How to use ei to marshal binary terms in port programs

How to use ei to marshal binary terms in port programs

Author: Serge Aleynikov

Overview

The purpose of this tutorial is to illustrate how to use ei interface library (C API) for dealing with the Erlang binary term format used in marshaling data between an Erlang node and external port programs.

The reader is also encouraged to read another how to guide by Pete Kazmer that focuses on using OTP framework for building Erlang systems that interface with external programs.

ei offers a simple and convenient interface that makes it possible to communicate with Erlang from virtually any language that can call native C functions.

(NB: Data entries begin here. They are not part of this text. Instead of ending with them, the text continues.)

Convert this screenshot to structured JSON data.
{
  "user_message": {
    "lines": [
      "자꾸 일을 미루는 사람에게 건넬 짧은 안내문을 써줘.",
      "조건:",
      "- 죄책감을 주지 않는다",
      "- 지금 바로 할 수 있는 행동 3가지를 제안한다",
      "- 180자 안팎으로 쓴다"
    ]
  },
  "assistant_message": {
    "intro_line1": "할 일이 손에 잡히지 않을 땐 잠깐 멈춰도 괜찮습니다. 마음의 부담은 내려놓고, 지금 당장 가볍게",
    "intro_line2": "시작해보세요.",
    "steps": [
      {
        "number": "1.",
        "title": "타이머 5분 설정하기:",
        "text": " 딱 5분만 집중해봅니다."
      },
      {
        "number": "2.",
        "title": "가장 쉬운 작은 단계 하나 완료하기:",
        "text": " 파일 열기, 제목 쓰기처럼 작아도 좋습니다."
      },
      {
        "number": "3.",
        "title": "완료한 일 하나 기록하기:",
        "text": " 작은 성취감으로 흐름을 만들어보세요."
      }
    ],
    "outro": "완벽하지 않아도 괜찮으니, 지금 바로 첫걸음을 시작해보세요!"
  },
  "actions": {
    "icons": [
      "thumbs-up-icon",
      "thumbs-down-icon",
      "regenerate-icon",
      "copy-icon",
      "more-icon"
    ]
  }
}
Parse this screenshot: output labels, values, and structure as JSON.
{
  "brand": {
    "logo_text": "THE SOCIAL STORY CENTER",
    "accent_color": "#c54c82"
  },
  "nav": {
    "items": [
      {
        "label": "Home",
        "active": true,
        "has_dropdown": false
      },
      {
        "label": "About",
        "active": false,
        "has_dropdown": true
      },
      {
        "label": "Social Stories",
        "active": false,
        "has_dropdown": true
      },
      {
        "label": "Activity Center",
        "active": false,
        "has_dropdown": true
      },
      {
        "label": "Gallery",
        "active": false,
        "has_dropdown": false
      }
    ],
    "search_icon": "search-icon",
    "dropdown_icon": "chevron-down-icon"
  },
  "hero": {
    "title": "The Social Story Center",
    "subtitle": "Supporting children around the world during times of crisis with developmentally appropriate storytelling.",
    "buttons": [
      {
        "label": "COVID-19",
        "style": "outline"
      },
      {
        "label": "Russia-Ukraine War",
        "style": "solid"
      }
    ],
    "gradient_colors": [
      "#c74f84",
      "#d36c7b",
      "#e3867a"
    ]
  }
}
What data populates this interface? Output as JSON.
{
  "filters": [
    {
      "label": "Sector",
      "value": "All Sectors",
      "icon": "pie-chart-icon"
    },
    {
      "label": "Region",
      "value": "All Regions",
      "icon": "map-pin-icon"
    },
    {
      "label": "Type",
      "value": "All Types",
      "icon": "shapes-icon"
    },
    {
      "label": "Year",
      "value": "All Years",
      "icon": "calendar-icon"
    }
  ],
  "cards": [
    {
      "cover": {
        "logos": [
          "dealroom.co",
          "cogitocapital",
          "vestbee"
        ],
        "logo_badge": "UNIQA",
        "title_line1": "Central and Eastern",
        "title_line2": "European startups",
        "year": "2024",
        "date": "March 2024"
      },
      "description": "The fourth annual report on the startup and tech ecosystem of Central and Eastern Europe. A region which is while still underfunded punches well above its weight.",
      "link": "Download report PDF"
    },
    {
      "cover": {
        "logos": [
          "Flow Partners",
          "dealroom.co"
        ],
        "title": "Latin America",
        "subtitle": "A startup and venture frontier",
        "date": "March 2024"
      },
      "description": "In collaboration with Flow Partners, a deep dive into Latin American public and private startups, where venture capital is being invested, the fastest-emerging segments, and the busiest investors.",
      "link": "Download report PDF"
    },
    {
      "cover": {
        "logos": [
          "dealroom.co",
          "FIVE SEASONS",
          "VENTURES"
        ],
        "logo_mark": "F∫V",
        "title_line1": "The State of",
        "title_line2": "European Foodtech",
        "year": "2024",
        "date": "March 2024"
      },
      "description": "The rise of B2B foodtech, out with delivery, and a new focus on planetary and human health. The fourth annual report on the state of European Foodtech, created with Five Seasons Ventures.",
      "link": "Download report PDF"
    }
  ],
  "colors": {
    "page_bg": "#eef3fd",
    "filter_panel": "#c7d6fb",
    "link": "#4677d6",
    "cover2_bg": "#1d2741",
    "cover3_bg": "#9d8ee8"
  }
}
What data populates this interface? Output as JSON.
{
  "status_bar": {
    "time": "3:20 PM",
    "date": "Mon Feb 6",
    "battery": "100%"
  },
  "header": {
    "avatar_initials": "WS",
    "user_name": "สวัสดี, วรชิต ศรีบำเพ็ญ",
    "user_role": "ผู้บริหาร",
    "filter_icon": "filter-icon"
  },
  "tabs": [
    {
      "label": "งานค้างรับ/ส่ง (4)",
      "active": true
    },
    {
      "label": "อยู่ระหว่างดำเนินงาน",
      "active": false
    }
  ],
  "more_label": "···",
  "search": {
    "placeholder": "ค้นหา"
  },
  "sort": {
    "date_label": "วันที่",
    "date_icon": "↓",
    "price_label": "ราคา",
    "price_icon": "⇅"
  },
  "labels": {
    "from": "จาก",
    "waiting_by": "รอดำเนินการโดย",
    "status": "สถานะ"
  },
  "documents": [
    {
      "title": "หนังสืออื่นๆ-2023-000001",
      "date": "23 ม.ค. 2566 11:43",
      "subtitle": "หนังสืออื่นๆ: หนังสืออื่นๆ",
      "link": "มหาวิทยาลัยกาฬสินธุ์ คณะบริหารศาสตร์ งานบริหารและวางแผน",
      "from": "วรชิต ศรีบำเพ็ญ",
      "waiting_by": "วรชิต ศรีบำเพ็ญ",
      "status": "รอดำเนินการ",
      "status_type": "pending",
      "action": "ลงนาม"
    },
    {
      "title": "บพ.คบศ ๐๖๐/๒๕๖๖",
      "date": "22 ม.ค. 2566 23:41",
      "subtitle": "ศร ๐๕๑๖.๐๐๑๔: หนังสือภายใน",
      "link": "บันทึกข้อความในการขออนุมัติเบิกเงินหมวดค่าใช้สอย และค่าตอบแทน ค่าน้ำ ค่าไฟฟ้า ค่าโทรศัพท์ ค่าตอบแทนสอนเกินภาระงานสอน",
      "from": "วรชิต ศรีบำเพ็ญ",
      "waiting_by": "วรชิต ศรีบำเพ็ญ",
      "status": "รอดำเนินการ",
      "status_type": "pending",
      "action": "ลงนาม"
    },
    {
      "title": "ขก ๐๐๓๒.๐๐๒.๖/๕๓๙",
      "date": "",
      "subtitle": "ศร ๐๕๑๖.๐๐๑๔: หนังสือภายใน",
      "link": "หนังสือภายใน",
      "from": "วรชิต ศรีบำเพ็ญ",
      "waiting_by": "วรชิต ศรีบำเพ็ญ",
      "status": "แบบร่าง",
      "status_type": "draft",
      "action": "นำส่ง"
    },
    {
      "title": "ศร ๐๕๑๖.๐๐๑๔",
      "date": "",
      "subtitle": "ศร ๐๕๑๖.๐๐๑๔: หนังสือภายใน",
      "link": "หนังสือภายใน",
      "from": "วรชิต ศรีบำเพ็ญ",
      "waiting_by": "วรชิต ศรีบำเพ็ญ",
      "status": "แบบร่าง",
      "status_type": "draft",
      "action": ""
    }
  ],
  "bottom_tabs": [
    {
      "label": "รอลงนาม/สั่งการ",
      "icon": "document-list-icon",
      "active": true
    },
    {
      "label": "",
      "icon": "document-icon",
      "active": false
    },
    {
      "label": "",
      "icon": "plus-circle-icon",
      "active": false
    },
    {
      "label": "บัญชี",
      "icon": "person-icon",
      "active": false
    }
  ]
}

At the time of this writing there are two foreign function interface (FFI) models available in Erlang:

The first two are obviously much faster, but are more complicated and have more dangerous impact on stability of the virtual machine - a sloppy implementation can easily crash the emulator. The second approach is slower but offers a guaranteed isolation of port program’s crashes from bringing down the emulator. The decision of which interface to use is case-by-case specific, however, unless you are implementing high-performance low-latency components, you will find second approach being adequate in many cases.

In this tutorial we’ll illustrate the simplicity of the third approach to build a port program in C.

Introduction

The earlier releases of Erlang/OTP came with erl_interface library that later evolved into ei (Erlang Interface). The difference between ei and erl_interface is that, in contrast to erl_interface, ei uses external binary term format directly when sending and receiving terms in communications with an Erlang node, and it can use a given memory buffer without involving dynamic memory. While ei seems to be the preferred method of encoding/decoding terms, most of the help documents provided with Erlang describing how to build port programs still use erl_interface function calls or raw byte-coding methods as examples.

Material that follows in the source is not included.